BPRS Bhakti Sumekar Dorong Inklusi Keuangan Syariah, Perkuat Kepercayaan Masyarakat di Tengah Pemulihan Ekonomi
SETARAJTIM.COM, SUMENEP — Upaya memperluas akses dan pemahaman masyarakat terhadap keuangan berbasis syariah terus digencarkan. Salah satunya melalui kegiatan talk show bertema “Mendorong Masyarakat melalui Inklusi Keuangan Syariah” yang digelar oleh Bank Perekonomian Rakyat Syariah (BPRS) Bhakti Sumekar Sumenep di Pendopo Agung Keraton Sumenep, Selasa (14/4/2026).
Kegiatan yang berlangsung di salah satu bangunan bersejarah tersebut tidak hanya menjadi forum edukasi, tetapi juga momentum strategis untuk memperkuat kepercayaan publik terhadap lembaga keuangan syariah di tengah kondisi ekonomi yang masih dalam fase pemulihan.
Direktur Utama BPRS Bhakti Sumekar, H. Hairil Fajar, menegaskan bahwa keberadaan BPR Syariah harus mampu menjadi garda terdepan dalam mendorong inklusi keuangan, khususnya bagi masyarakat di sektor usaha mikro, kecil, dan menengah (UMKM).

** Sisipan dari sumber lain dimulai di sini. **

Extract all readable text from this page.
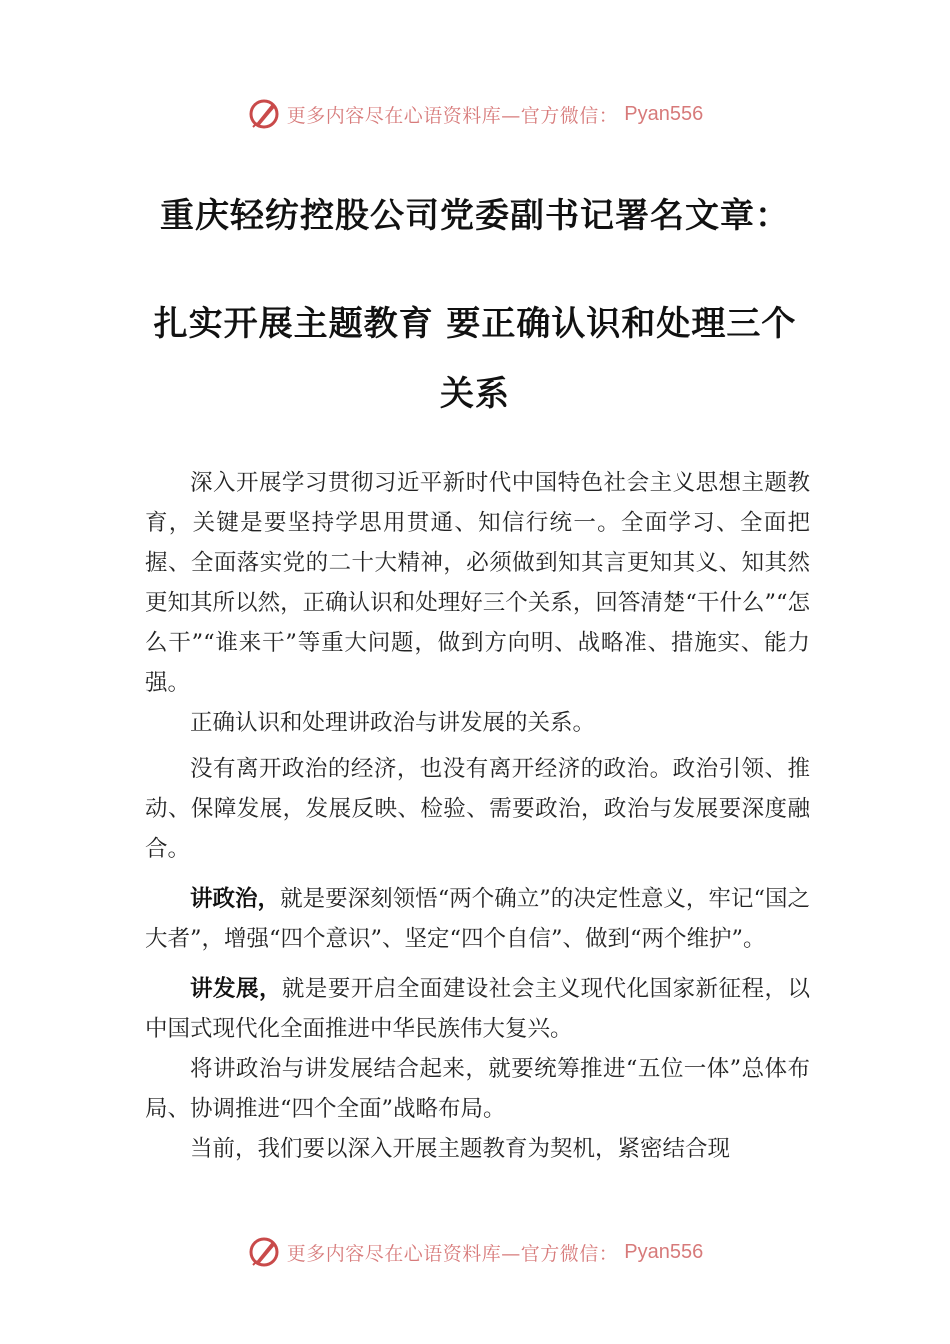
更多内容尽在心语资料库—官方微信： Pyan556
重庆轻纺控股公司党委副书记署名文章：
扎实开展主题教育 要正确认识和处理三个
关系

深入开展学习贯彻习近平新时代中国特色社会主义思想主题教育，关键是要坚持学思用贯通、知信行统一。全面学习、全面把握、全面落实党的二十大精神，必须做到知其言更知其义、知其然更知其所以然，正确认识和处理好三个关系，回答清楚“干什么”“怎么干”“谁来干”等重大问题，做到方向明、战略准、措施实、能力强。

正确认识和处理讲政治与讲发展的关系。

没有离开政治的经济，也没有离开经济的政治。政治引领、推动、保障发展，发展反映、检验、需要政治，政治与发展要深度融合。

讲政治，就是要深刻领悟“两个确立”的决定性意义，牢记“国之大者”，增强“四个意识”、坚定“四个自信”、做到“两个维护”。

讲发展，就是要开启全面建设社会主义现代化国家新征程，以中国式现代化全面推进中华民族伟大复兴。

将讲政治与讲发展结合起来，就要统筹推进“五位一体”总体布局、协调推进“四个全面”战略布局。

当前，我们要以深入开展主题教育为契机，紧密结合现

更多内容尽在心语资料库—官方微信： Pyan556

“Talk show ini menjadi langkah konkret kami untuk mendekatkan BPR Syariah kepada masyarakat, sekaligus memperkuat kepercayaan publik terhadap sistem keuangan yang berlandaskan prinsip syariah,” ujarnya.
Ia mengungkapkan, saat ini BPR Syariah berada di bawah koordinasi BMS dengan total sekitar 165 unit di seluruh Indonesia, termasuk 26 unit yang tersebar di Jawa Timur. Jumlah tersebut menjadi potensi besar untuk memperluas jangkauan layanan keuangan yang inklusif dan berkeadilan.
Lebih lanjut, Fajar menekankan bahwa konsep keuangan syariah sejatinya telah lama hidup dan berkembang di tengah masyarakat Indonesia. Nilai-nilai muamalah seperti sistem bagi hasil, menurutnya, sudah menjadi praktik yang familiar, terutama di sektor pertanian dan peternakan.
“Prinsip keadilan dalam sistem bagi hasil bukan hal baru. Masyarakat kita sudah lama menerapkannya dalam kehidupan sehari-hari. Inilah yang membuat keuangan syariah sangat relevan dan mudah diterima,” jelasnya.
Ia juga menyoroti posisi ekonomi syariah sebagai alternatif di tengah dinamika sistem ekonomi global. Menurutnya, ekonomi syariah mampu menghadirkan keseimbangan antara kebebasan ekonomi ala kapitalisme dan pemerataan ala sosialisme, dengan mengedepankan nilai keadilan, etika, dan kemaslahatan bersama.
Tak hanya itu, kegiatan ini juga menjadi ajang kolaborasi berbagai pihak, mulai dari jajaran pimpinan BPRS hingga para tamu undangan yang turut memberikan dukungan terhadap penguatan literasi keuangan syariah di daerah.
Suasana semakin semarak dengan sentuhan seni budaya lokal yang ditampilkan, memperkuat nuansa khas Sumenep sekaligus menegaskan bahwa pengembangan ekonomi dapat berjalan seiring dengan pelestarian budaya.
Melalui kegiatan ini, BPRS Bhakti Sumekar berharap masyarakat semakin memahami pentingnya inklusi keuangan syariah sebagai solusi menghadapi tantangan ekonomi global, sekaligus mendorong terciptanya sistem perekonomian yang lebih tangguh, adil, dan berkelanjutan di Kabupaten Sumenep.